Tuesday 16 April 2019

Chill out

Daylight saving has ended and I'm finding that everything has started growing again, but I'm fearing the frosts will come soon and end all this nice new growth. For example lots of nasturtium seeds have decided to germinate, but, how much chance will they have to flower when the frost will kill them?

I finally got my second compost bin set up. It came in a box with instructions to screw it together with nuts and bolts, but, so far I have only put in the base layer of twigs and dried up muehlenbeckia vines, and a scattering of comfrey leaves, as dad hasn't mowed the lawns yet to put grass clippings in.

My garden seems a bit out of balance as I'm finding I'm always short of something...there isn't enough shade, there isn't enough soil, and there isn't enough material to make compost with. Which means, I have to still go out and buy materials, or scrounge. I am really loathe to buy compost in plastic sacks now. I just don't think they have any life in them. How can it compare with home-made compost? Why should I buy an inferior product when I could make a superior one for free?

I am also trying to put all the rubbish I learned in commercial gardening behind me. I come clean about commercial gardeners - they don't actually care for your garden. They 'care' only so they can make money from you. I am in absolute horror at some of the unsustainable practices they do,  only justified because of their 'bottom line'.

For example. None of the commercial gardeners ever make any compost from the garden 'waste' they remove. In all the gardens I've been to (called 'sites') all the green material is removed, sometimes not  even sorted, and put into the landfill or waste transfer station. It's never returned to the garden as compost. We don't know where it goes after that. Even if it is eventually made into compost, then it's sold to someone else so never actually returned to the land it came from. Top soil is removed too (from building sites) and new, dead top soil brought in. Nothing ever done to grow new soil, and what little soil is left is hoed to death. Bark is used as mulch rich robs a lot of nitrogen from the soil, so more chemical fertilisers need to be added.
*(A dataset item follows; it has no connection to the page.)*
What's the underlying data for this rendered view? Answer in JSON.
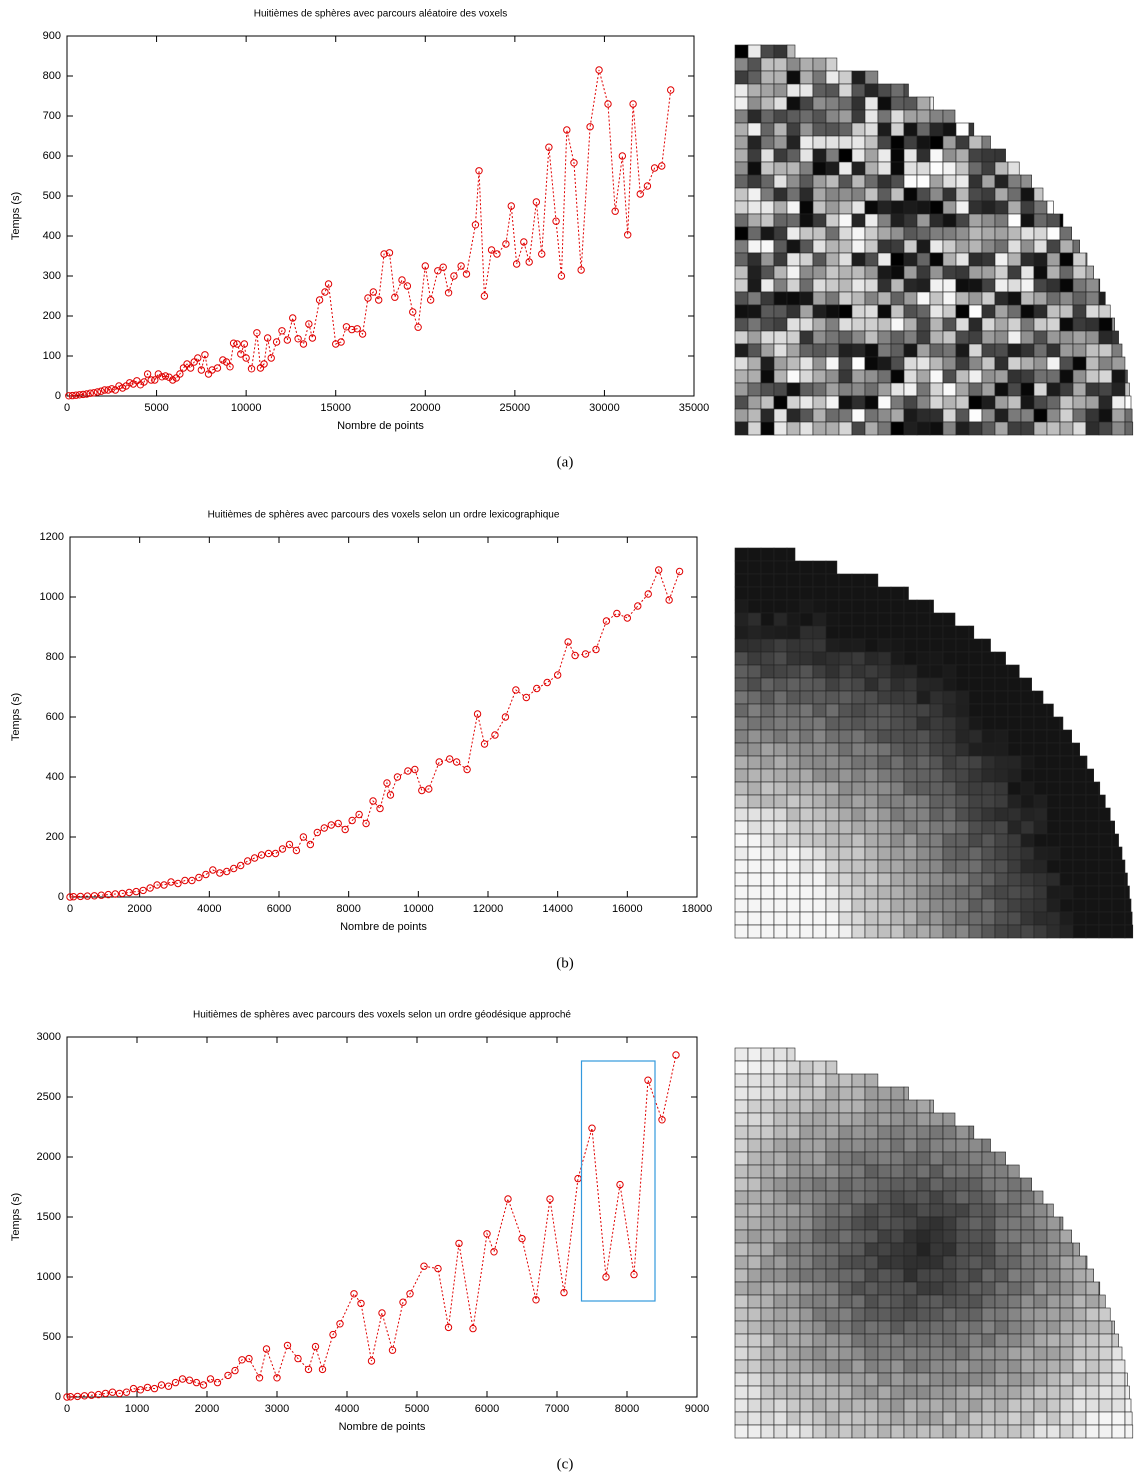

Fossil fuels. Commercial gardeners expend a lot of time and energy just getting from site to site. They only spend a few hours on one site, and often not there for the entire day. Why because workers are paid by the hour. So the less they can pay and the faster they work better. But haste makes waste, and shortcuts are taken.

Pesticide use. Many of the commercial gardeners will spray for short term effect and not care that in the long term they are poisoning the land. One company admitted they sprayed roundup 35% of the time because they just couldn't be bothered weeding. Not enough staff. No matter even if there are children running barefoot on the land they are spraying. They even held seminars trying to convince workers that its safe, and call it earning your 'Growsafe' certificate. What rubbish! It's not 'grow safe'! It's bloody poison!

Worse than the 'spray, and walk away' attitude, is the 'wet and forget' mentality. I've seen trees planted in the most inappropriate places. Very expensive specimens languishing in planter boxes. Go up to North Westgate and you'll see what I mean. Dead pohutakawas, that might have looked great at first, but whoever didn't think to plant them IN THE GROUND because they grow into a huge tree, was not obviously thinking like a gardener who cares for plants, but as a designer who wants to play around with living things. Sure it will look good for a season, but then, plants grow. And when plants grow they need looking after. But someone obviously makes a lot of money planting plants in inappropriate places, and then leaving it for someone else to look after.

"Mow, blow, and go". This is not gardening. It's basically the equivalent of a tidy up job. Gardens are not places to be 'tidied'. So really think about whether you want a real gardener or just an outdoor tidy-upper. Because an outdoor tidy-upper will just poison all your plants so nothing will grow, and it will look tidy, but you won't have a garden. The funny thing is, it seems like some so-called garden companies are devolving. When I heard that the one I worked for was helping put in a carpark (instead of a garden) and facilitated this, I though, how suicidal is that. Are they in the business of growing things or killing things?

Before I get a headache from thinking about this stuff that makes me kinda angry, I will just write my rant in this blog and maybe put it out there because its stuff they don't ever tell you about the dirty trade of commercial gardening.

And I'm just going to chill out and put all that behind me, and thank God that I am free of bondage from commercial gardeners.